USS Griffin (AS-13), originally Mormacpenn, a United States Maritime Commission Type C3 pre-war cargo ship, was launched by Sun Shipbuilding & Dry Dock, Chester, Pennsylvania, 11 October 1939. She served briefly with Moore-McConnack, Inc., was acquired by the Navy in 1940, renamed Griffin (AS-13) and converted to a submarine tender at Robbins Dry Dock and Repair Company, Brooklyn, N.Y. Griffin commissioned 31 July 1941.

Her conversion completed in September 1941, Griffin conducted shakedown off the East Coast and sailed with a sub squadron to Newfoundland 22 November 1941. Recalled to Newport, Rhode Island, after Pearl Harbor, the ship was assigned to the United States Pacific Fleet, and departed 14 February 1942 for Australia.
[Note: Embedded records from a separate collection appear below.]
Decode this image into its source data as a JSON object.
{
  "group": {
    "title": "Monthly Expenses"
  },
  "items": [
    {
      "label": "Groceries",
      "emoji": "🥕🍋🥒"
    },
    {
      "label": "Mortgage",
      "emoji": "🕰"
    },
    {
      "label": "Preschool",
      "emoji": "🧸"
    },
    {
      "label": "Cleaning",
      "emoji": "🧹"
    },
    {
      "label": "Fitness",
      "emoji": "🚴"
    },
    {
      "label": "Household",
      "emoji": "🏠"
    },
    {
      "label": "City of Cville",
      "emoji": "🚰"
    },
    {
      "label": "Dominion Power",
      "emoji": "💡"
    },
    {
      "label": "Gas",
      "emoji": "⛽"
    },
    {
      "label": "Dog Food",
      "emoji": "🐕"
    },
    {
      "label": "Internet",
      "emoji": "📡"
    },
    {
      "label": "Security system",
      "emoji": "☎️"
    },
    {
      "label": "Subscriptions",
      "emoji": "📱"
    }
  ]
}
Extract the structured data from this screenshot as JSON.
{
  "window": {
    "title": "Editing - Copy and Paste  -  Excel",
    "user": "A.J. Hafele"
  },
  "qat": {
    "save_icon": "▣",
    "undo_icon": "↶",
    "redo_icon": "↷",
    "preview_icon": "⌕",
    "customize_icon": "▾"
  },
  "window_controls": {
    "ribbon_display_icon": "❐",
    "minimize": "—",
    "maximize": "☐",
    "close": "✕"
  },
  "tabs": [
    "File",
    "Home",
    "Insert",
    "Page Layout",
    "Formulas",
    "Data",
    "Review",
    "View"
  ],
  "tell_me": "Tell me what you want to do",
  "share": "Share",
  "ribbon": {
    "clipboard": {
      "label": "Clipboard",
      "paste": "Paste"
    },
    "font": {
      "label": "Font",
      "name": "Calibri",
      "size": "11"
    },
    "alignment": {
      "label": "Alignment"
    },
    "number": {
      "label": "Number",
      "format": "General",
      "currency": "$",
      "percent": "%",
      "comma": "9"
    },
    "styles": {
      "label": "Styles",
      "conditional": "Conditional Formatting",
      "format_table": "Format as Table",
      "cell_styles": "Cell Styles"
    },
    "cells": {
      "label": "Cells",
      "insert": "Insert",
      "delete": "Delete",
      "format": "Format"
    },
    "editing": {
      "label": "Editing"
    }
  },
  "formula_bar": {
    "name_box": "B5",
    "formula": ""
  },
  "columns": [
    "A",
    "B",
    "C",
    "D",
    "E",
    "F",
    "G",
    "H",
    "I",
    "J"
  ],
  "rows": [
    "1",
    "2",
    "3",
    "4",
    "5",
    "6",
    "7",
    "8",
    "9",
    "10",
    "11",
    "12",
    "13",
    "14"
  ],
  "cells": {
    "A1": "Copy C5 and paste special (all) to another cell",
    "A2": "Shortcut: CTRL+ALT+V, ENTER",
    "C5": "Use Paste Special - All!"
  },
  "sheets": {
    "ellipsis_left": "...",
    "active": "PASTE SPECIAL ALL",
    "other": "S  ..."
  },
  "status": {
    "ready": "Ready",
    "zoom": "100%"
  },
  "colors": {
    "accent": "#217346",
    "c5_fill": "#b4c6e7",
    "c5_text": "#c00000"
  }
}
Griffin arrived Brisbane 15 April 1942 to tend Submarine Squadron 5. Early in the war, the United States developed a major submarine base in Australia; and submarines tended by Griffin struck hard at Japanese shipping while surface forces strengthened themselves for the first Pacific offensives. During this period, Griffin also repaired badly needed merchant ships. The tender departed Brisbane for the Fiji Islands 11 November 1942 and 1 December 1942 sailed to Bora Bora to escort Submarine Division 53 to the Panama Canal Zone. Arriving Balboa 7 January 1943, Griffin continued north to Oakland, California, arriving 20 January 1943.

After repairs at San Diego, California, Griffin again departed for the Pacific, sailing 27 April 1943. She arrived Pearl Harbor 4 May 1943 to take up her vital support duties, and remained until 3 January 1944. The ship performed refits, battle repairs, and general upkeep on submarines before sailing to Mare Island to arrive 10 January 1944.
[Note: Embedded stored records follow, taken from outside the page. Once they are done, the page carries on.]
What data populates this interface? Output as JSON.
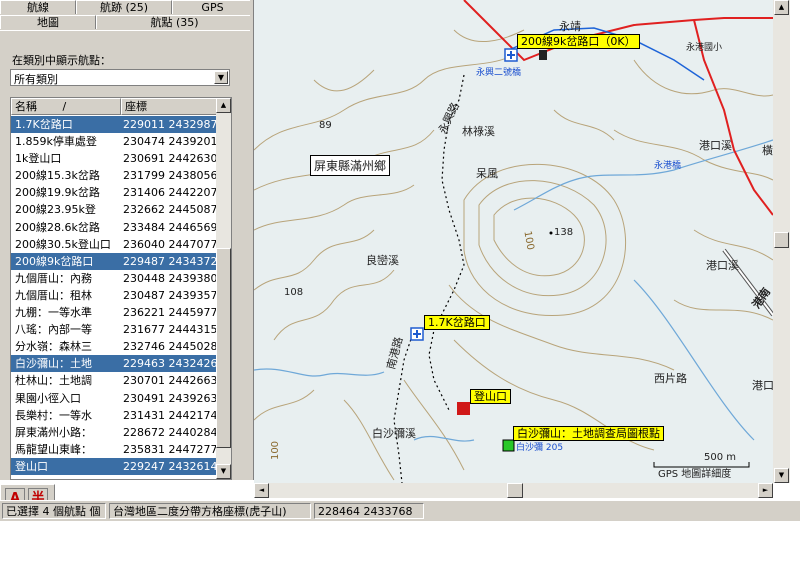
{
  "tabs_row1": [
    "航線",
    "航跡 (25)",
    "GPS"
  ],
  "tabs_row2": [
    "地圖",
    "航點 (35)"
  ],
  "filter": {
    "label": "在類別中顯示航點：",
    "selected": "所有類別"
  },
  "list": {
    "headers": [
      "名稱",
      "座標"
    ],
    "rows": [
      {
        "name": "1.7K岔路口",
        "coord": "229011 2432987",
        "selected": true
      },
      {
        "name": "1.859k停車處登",
        "coord": "230474 2439201",
        "selected": false
      },
      {
        "name": "1k登山口",
        "coord": "230691 2442630",
        "selected": false
      },
      {
        "name": "200線15.3k岔路",
        "coord": "231799 2438056",
        "selected": false
      },
      {
        "name": "200線19.9k岔路",
        "coord": "231406 2442207",
        "selected": false
      },
      {
        "name": "200線23.95k登",
        "coord": "232662 2445087",
        "selected": false
      },
      {
        "name": "200線28.6k岔路",
        "coord": "233484 2446569",
        "selected": false
      },
      {
        "name": "200線30.5k登山口",
        "coord": "236040 2447077",
        "selected": false
      },
      {
        "name": "200線9k岔路口",
        "coord": "229487 2434372",
        "selected": true
      },
      {
        "name": "九個厝山：內務",
        "coord": "230448 2439380",
        "selected": false
      },
      {
        "name": "九個厝山：租林",
        "coord": "230487 2439357",
        "selected": false
      },
      {
        "name": "九棚：一等水準",
        "coord": "236221 2445977",
        "selected": false
      },
      {
        "name": "八瑤：內部一等",
        "coord": "231677 2444315",
        "selected": false
      },
      {
        "name": "分水嶺：森林三",
        "coord": "232746 2445028",
        "selected": false
      },
      {
        "name": "白沙彌山：土地",
        "coord": "229463 2432426",
        "selected": true
      },
      {
        "name": "杜林山：土地調",
        "coord": "230701 2442663",
        "selected": false
      },
      {
        "name": "果園小徑入口",
        "coord": "230491 2439263",
        "selected": false
      },
      {
        "name": "長樂村：一等水",
        "coord": "231431 2442174",
        "selected": false
      },
      {
        "name": "屏東滿州小路：",
        "coord": "228672 2440284",
        "selected": false
      },
      {
        "name": "馬龍望山東峰：",
        "coord": "235831 2447277",
        "selected": false
      },
      {
        "name": "登山口",
        "coord": "229247 2432614",
        "selected": true
      }
    ]
  },
  "map": {
    "labels": {
      "yongjing": "永靖",
      "yongjing_school": "永港國小",
      "yongxing_bridge": "永興二號橋",
      "yonggang_bridge": "永港橋",
      "yongjing_bridge": "永港橋",
      "linxi": "林祿溪",
      "gangkouxi": "港口溪",
      "gangkouxi2": "港口溪",
      "gangkou": "港口",
      "xipian": "西片路",
      "pingdong": "屏東縣滿州鄉",
      "cainfeng": "呆風",
      "liangluanxi": "良巒溪",
      "baisha": "白沙彌溪",
      "yongxing_road": "永興路",
      "nanping_road": "南港路",
      "elev89": "89",
      "elev108": "108",
      "elev138": "138",
      "elev100a": "100",
      "elev100b": "100",
      "bridge205": "白沙彌 205",
      "heng": "橫",
      "gangnan": "港南",
      "scale": "500 m",
      "detail": "GPS 地圖詳細度"
    },
    "waypoints": {
      "w1": "200線9k岔路口（0K）",
      "w2": "1.7K岔路口",
      "w3": "登山口",
      "w4": "白沙彌山：土地調查局圖根點"
    }
  },
  "ime": {
    "mode": "A",
    "width": "半"
  },
  "status": [
    "已選擇 4 個航點 個",
    "台灣地區二度分帶方格座標(虎子山)",
    "228464 2433768"
  ]
}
Griffin returned to Pearl Harbor 17 March 1944, and departed 8 April 1944 for the great submarine base at Fremantle, Western Australia. She arrived 8 May and immediately set about servicing the growing submarine fleet. The tender remained at Fremantle until 20 November 1944. During her stay, the crew established a rubber fabrication shop there to address shortages of rubber parts among the submarine fleet. Griffin then moved closer to the Japanese shipping lanes at Mios Woendi, New Guinea, arriving 9 December 1944. There she tended submarines, surface craft of all kinds, and even lent her repair equipment to shore facilities. Griffin remained at Mios Woendi until 1 February 1945 when she sailed for Subic Bay, via Leyte.
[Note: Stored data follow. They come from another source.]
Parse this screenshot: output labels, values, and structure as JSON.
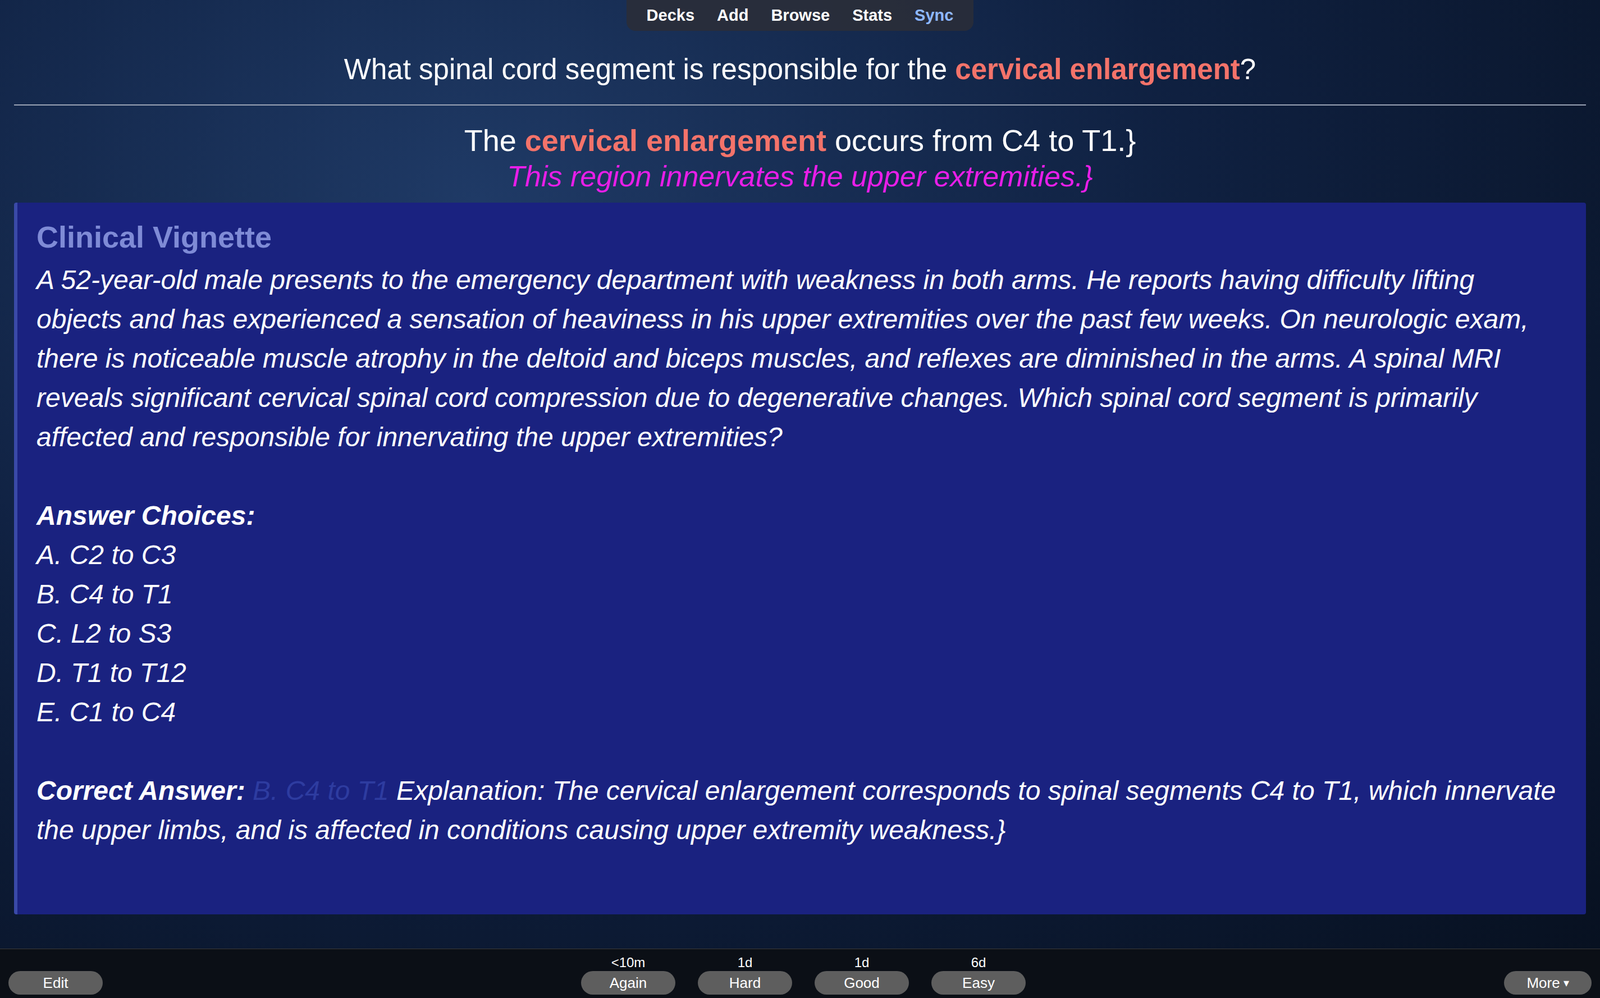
{
  "nav": [
    {
      "label": "Decks",
      "selected": false
    },
    {
      "label": "Add",
      "selected": false
    },
    {
      "label": "Browse",
      "selected": false
    },
    {
      "label": "Stats",
      "selected": false
    },
    {
      "label": "Sync",
      "selected": true
    }
  ],
  "question": {
    "before": "What spinal cord segment is responsible for the ",
    "highlight": "cervical enlargement",
    "after": "?"
  },
  "answer": {
    "before": "The ",
    "highlight": "cervical enlargement",
    "after": " occurs from C4 to T1.}",
    "note": "This region innervates the upper extremities.}"
  },
  "vignette": {
    "title": "Clinical Vignette",
    "text": "A 52-year-old male presents to the emergency department with weakness in both arms. He reports having difficulty lifting objects and has experienced a sensation of heaviness in his upper extremities over the past few weeks. On neurologic exam, there is noticeable muscle atrophy in the deltoid and biceps muscles, and reflexes are diminished in the arms. A spinal MRI reveals significant cervical spinal cord compression due to degenerative changes. Which spinal cord segment is primarily affected and responsible for innervating the upper extremities?",
    "choices_label": "Answer Choices:",
    "choices": [
      "A. C2 to C3",
      "B. C4 to T1",
      "C. L2 to S3",
      "D. T1 to T12",
      "E. C1 to C4"
    ],
    "correct_label": "Correct Answer:",
    "correct_answer": "B. C4 to T1",
    "explanation": "Explanation: The cervical enlargement corresponds to spinal segments C4 to T1, which innervate the upper limbs, and is affected in conditions causing upper extremity weakness.}"
  },
  "toolbar": {
    "edit": "Edit",
    "more": "More",
    "more_icon": "▾",
    "answers": [
      {
        "label": "Again",
        "interval": "<10m"
      },
      {
        "label": "Hard",
        "interval": "1d"
      },
      {
        "label": "Good",
        "interval": "1d"
      },
      {
        "label": "Easy",
        "interval": "6d"
      }
    ]
  }
}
Arriving 10 February 1945, Griffin set up one of the first Allied submarine repair facilities in the Philippines since they had been surrendered in 1942. She also helped to salvage damaged destroyer . Shifting base, the tender sailed 22 March 1945 via Leyte, and arrived in the Hawaiian Islands 10 April 1945. After a brief stay at Pearl Harbor, she departed 10 May 1945 for Midway, arrived 4 days later, and set up another repair facility for submarines. By that time, the submarines supported by Griffin had practically annihilated Japanese merchant shipping and had played a decisive role in the great Pacific offensive. She remained at Midway until 10 September 1945, then sailed to Pearl Harbor and San Francisco, entering the bay 24 September. Decommissioned at Mare Island 12 October 1945, the ship was placed in reserve. Later she transferred to the Stockton group, Pacific Reserve Fleet, where she remained in reserve, in service, tending reserve submarines, until at least 1967.

She was stricken in 1972 and transferred to MARAD. She was sold in 1973.